![]() |
Lima kendaraan yang terlibat terdiri atas sebuah bus yang mengangkut rombongan santri asal Situbondo, dua truk pengangkut logistik, satu mobil Avanza, serta satu sepeda motor yang dikendarai pasangan suami istri.
Akibat kecelakaan tersebut, arus lalu lintas dari arah Surabaya menuju Madura sempat mengalami kemacetan panjang. Salah satu truk yang terlibat terguling dan menutup sebagian badan jalan sehingga menghambat proses evakuasi.
Kepala Unit Gakkum Satlantas Polres Bangkalan, Ipda Ahmad Jauhari, mengatakan seluruh korban telah dievakuasi ke RSUD Syamrabu Bangkalan.
"Seluruh korban sudah dievakuasi ke RSUD Syamrabu Bangkalan. Korban meninggal dunia sedang dalam penanganan sesuai prosedur, sedangkan korban luka mendapatkan perawatan intensif," kata Ahmad Jauhari.
Berdasarkan hasil penyelidikan sementara, kecelakaan diduga bermula ketika bus mengalami gangguan pengereman sehingga menabrak mobil Avanza yang berada di depannya. Bus kemudian menghantam sepeda motor sebelum menabrak dua truk. Benturan keras mengakibatkan salah satu truk terguling ke tengah jalan.

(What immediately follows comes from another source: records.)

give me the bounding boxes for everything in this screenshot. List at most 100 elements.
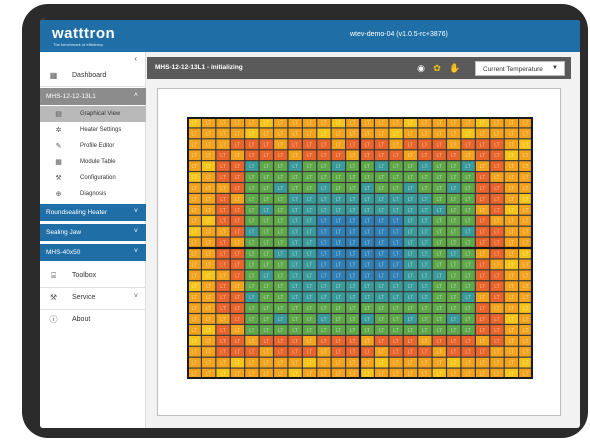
heater-cell[interactable]: LT	[389, 172, 403, 182]
heater-cell[interactable]: LT	[375, 259, 389, 270]
heater-cell[interactable]: LT	[389, 204, 403, 215]
heater-cell[interactable]: LT	[245, 128, 259, 139]
heater-cell[interactable]: LT	[519, 215, 533, 226]
brand-logo[interactable]: watttron	[52, 25, 115, 42]
heater-cell[interactable]: LT	[418, 150, 432, 161]
heater-cell[interactable]: LT	[461, 259, 475, 270]
heater-cell[interactable]: LT	[187, 139, 201, 150]
heater-cell[interactable]: LT	[389, 117, 403, 128]
heater-cell[interactable]: LT	[461, 335, 475, 346]
heater-cell[interactable]: LT	[346, 325, 360, 335]
heater-cell[interactable]: LT	[389, 281, 403, 292]
heater-cell[interactable]: LT	[504, 314, 518, 324]
heater-cell[interactable]: LT	[230, 237, 245, 248]
heater-cell[interactable]: LT	[360, 161, 374, 171]
heater-cell[interactable]: LT	[418, 117, 432, 128]
heater-cell[interactable]: LT	[403, 161, 418, 171]
heater-cell[interactable]: LT	[331, 325, 345, 335]
heater-cell[interactable]: LT	[418, 161, 432, 171]
heater-cell[interactable]: LT	[259, 226, 273, 237]
heater-cell[interactable]: LT	[375, 325, 389, 335]
heater-cell[interactable]: LT	[346, 237, 360, 248]
sidebar-item-graphical-view[interactable]: ▤ Graphical View	[40, 106, 146, 122]
heater-cell[interactable]: LT	[187, 335, 201, 346]
heater-cell[interactable]: LT	[331, 150, 345, 161]
heater-cell[interactable]: LT	[389, 226, 403, 237]
heater-cell[interactable]: LT	[274, 325, 288, 335]
heater-cell[interactable]: LT	[447, 281, 461, 292]
heater-cell[interactable]: LT	[331, 139, 345, 150]
heater-cell[interactable]: LT	[317, 314, 331, 324]
heater-cell[interactable]: LT	[331, 215, 345, 226]
heater-cell[interactable]: LT	[274, 226, 288, 237]
heater-cell[interactable]: LT	[504, 248, 518, 259]
heater-cell[interactable]: LT	[418, 183, 432, 193]
heater-cell[interactable]: LT	[403, 215, 418, 226]
heater-cell[interactable]: LT	[504, 194, 518, 204]
heater-cell[interactable]: LT	[245, 237, 259, 248]
heater-cell[interactable]: LT	[447, 248, 461, 259]
heater-cell[interactable]: LT	[245, 161, 259, 171]
heater-cell[interactable]: LT	[302, 117, 317, 128]
heater-cell[interactable]: LT	[519, 183, 533, 193]
heater-cell[interactable]: LT	[475, 117, 490, 128]
heater-cell[interactable]: LT	[230, 161, 245, 171]
heater-cell[interactable]: LT	[490, 161, 504, 171]
heater-cell[interactable]: LT	[375, 357, 389, 368]
heater-cell[interactable]: LT	[519, 259, 533, 270]
heater-cell[interactable]: LT	[331, 368, 345, 379]
heater-cell[interactable]: LT	[461, 314, 475, 324]
heater-cell[interactable]: LT	[216, 150, 230, 161]
heater-cell[interactable]: LT	[245, 281, 259, 292]
heater-cell[interactable]: LT	[360, 150, 374, 161]
heater-cell[interactable]: LT	[202, 237, 216, 248]
heater-cell[interactable]: LT	[187, 215, 201, 226]
heater-cell[interactable]: LT	[259, 346, 273, 357]
heater-cell[interactable]: LT	[447, 325, 461, 335]
sidebar-item-profile-editor[interactable]: ✎ Profile Editor	[40, 138, 146, 154]
heater-cell[interactable]: LT	[317, 281, 331, 292]
heater-cell[interactable]: LT	[259, 237, 273, 248]
heater-cell[interactable]: LT	[302, 357, 317, 368]
heater-cell[interactable]: LT	[245, 183, 259, 193]
sidebar-group-mhs-12-12-13l1[interactable]: MHS-12-12-13L1 ˄	[40, 88, 146, 105]
heater-cell[interactable]: LT	[375, 194, 389, 204]
heater-cell[interactable]: LT	[202, 117, 216, 128]
heater-cell[interactable]: LT	[230, 303, 245, 313]
heater-cell[interactable]: LT	[274, 183, 288, 193]
heater-cell[interactable]: LT	[490, 183, 504, 193]
heater-cell[interactable]: LT	[202, 183, 216, 193]
heater-cell[interactable]: LT	[389, 357, 403, 368]
heater-cell[interactable]: LT	[504, 117, 518, 128]
heater-cell[interactable]: LT	[475, 357, 490, 368]
sidebar-item-toolbox[interactable]: ⌸ Toolbox	[40, 266, 146, 286]
heater-cell[interactable]: LT	[245, 117, 259, 128]
heater-cell[interactable]: LT	[317, 346, 331, 357]
heater-cell[interactable]: LT	[461, 194, 475, 204]
heater-cell[interactable]: LT	[331, 346, 345, 357]
heater-cell[interactable]: LT	[504, 368, 518, 379]
heater-cell[interactable]: LT	[259, 335, 273, 346]
heater-cell[interactable]: LT	[216, 325, 230, 335]
heater-cell[interactable]: LT	[403, 335, 418, 346]
heater-cell[interactable]: LT	[230, 204, 245, 215]
heater-cell[interactable]: LT	[302, 226, 317, 237]
heater-cell[interactable]: LT	[230, 183, 245, 193]
heater-cell[interactable]: LT	[245, 270, 259, 281]
heater-cell[interactable]: LT	[403, 303, 418, 313]
heater-cell[interactable]: LT	[375, 215, 389, 226]
heater-cell[interactable]: LT	[274, 314, 288, 324]
heater-cell[interactable]: LT	[317, 303, 331, 313]
heater-cell[interactable]: LT	[346, 248, 360, 259]
heater-cell[interactable]: LT	[302, 346, 317, 357]
heater-cell[interactable]: LT	[375, 281, 389, 292]
heater-cell[interactable]: LT	[490, 368, 504, 379]
heater-cell[interactable]: LT	[274, 215, 288, 226]
heater-cell[interactable]: LT	[216, 292, 230, 302]
heater-cell[interactable]: LT	[245, 346, 259, 357]
heater-cell[interactable]: LT	[302, 237, 317, 248]
heater-cell[interactable]: LT	[360, 139, 374, 150]
heater-cell[interactable]: LT	[274, 172, 288, 182]
heater-cell[interactable]: LT	[331, 248, 345, 259]
heater-cell[interactable]: LT	[331, 194, 345, 204]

Proses evakuasi berlangsung cukup lama karena petugas harus mengeluarkan korban yang terjepit di bawah badan bus.
"Untuk mengurai kemacetan, kami memberlakukan sistem buka-tutup atau satu lajur secara bergantian hingga proses evakuasi selesai," ujar Jauhari.
Polisi masih melakukan olah tempat kejadian perkara (TKP) serta memeriksa sejumlah saksi guna memastikan penyebab pasti kecelakaan.
Ahmad Jauhari mengimbau para pengendara untuk selalu mengutamakan keselamatan saat berkendara.
"Kami mengimbau masyarakat agar selalu berhati-hati, mematuhi rambu lalu lintas, dan tidak memaksakan diri mengemudi apabila dalam kondisi lelah atau mengantuk," ujarnya.